Mr. Weinberg also said that the commission had noted discrepancies between NASA testimony at the commission's first meeting last Thursday and material in the documents concerning the seals. However, another commission source said that the discrepancies appeared minor and could probably be attributed to lack of familiarity by top NASA officials with all the details of problems with the seals.

The commission's closed session will be held at 2 P.M. Monday in the Old Executive Office Building adjacent to the White House. An open session Tuesday is scheduled at 10 A.M. at a site that has not been determined.

NASA to Report to Panel

The space agency is performing its own technical investigation of the explosion. Its findings are to be presented to the 13-member Presidential commission, which has the authority to call additional witnesses and seek additional information as well.

After receiving the commission's request today, the space agency began assembling the documents concerning seals and alerted its offices around the country to cooperate with the investigation. A message sent this afternoon from NASA headquarters to staff members and reporters at the Kennedy Space Center in Florida said that Dr. William R. Graham, the acting Adminstrator of NASA, had assured the commission of the ''full cooperation'' of NASA employees.

Press Meeting Scheduled

The message also said that a NASA spokesman would be available to answer questions from reporters after the open hearing Tuesday.

NASA's own investigation into the disaster has been conducted with great secrecy. Space agency officials have refused to discuss the internal memorandums concerning problems in the rocket seals.

NASA's internal documents indicated that charring and erosion of the seals, known as O rings, had caused concern among some agency engineers and analysts.

One engineer's memorandum cited 17 instances in which the primary O ring had been eroded in flight, and at least one instance where the backup O-ring, the last barrier protecting the seam between segments of the rocket's outer casing from the rocket's gases, had been eroded.
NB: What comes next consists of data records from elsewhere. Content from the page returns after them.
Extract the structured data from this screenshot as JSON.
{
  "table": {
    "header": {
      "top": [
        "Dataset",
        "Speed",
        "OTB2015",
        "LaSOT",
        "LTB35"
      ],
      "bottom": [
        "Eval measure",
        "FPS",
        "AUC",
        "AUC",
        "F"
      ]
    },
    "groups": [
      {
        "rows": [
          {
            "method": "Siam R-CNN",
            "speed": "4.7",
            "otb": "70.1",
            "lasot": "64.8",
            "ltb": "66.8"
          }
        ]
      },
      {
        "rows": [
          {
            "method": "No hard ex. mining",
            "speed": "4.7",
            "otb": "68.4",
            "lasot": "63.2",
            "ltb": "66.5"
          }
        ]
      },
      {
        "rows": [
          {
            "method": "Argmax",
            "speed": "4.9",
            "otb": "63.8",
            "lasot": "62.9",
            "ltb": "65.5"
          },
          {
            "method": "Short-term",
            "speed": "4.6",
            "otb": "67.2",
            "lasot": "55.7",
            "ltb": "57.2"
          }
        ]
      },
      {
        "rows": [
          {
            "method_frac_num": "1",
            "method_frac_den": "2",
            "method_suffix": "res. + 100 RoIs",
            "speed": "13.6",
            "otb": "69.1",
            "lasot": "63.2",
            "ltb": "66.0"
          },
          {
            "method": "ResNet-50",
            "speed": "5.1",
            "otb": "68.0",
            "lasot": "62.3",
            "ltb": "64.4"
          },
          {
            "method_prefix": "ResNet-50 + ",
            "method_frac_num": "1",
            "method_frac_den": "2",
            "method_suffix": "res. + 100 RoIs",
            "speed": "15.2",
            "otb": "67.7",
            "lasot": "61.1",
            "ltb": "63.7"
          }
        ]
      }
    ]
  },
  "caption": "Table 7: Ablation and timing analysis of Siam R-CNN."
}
Another memorandum, by a budget analyst assigned to review the problem, warned that ''flight safety has been and is still being compromised by potential failure of the seals.''

''Failure during launch would certainly be catastrophic,'' the memorandum warned.

Evidence of Plume

If the seals failed during launching, hot gases and flames could escape through the side of the booster rocket rather than through the bottom nozzle that channels the gases out the rear. Still pictures and videotape of the Challenger's last seconds made public by NASA several days after the explosion clearly show a plume of flame erupting from one side of the booster.

Dr. Graham has said the plume appeared to have emerged from an area near a seam joining the two bottom segments of the right-hand booster rocket, but he said NASA has not established whether the plume occurred ''at the seam or just near the seam.''

A study by NASA of pressure readings from right booster showed a sudden drop in power about 10 seconds before the explosion. Such a pressure loss would be consistent with a rupture in the wall of the rocket, aerospace engineers have said.

A leading theory of the cause of the explosion is that flames spewing through a ruptured seam may have burned through the adjacent external tank, which contained the liquid fuel that powers the shuttle's main engines.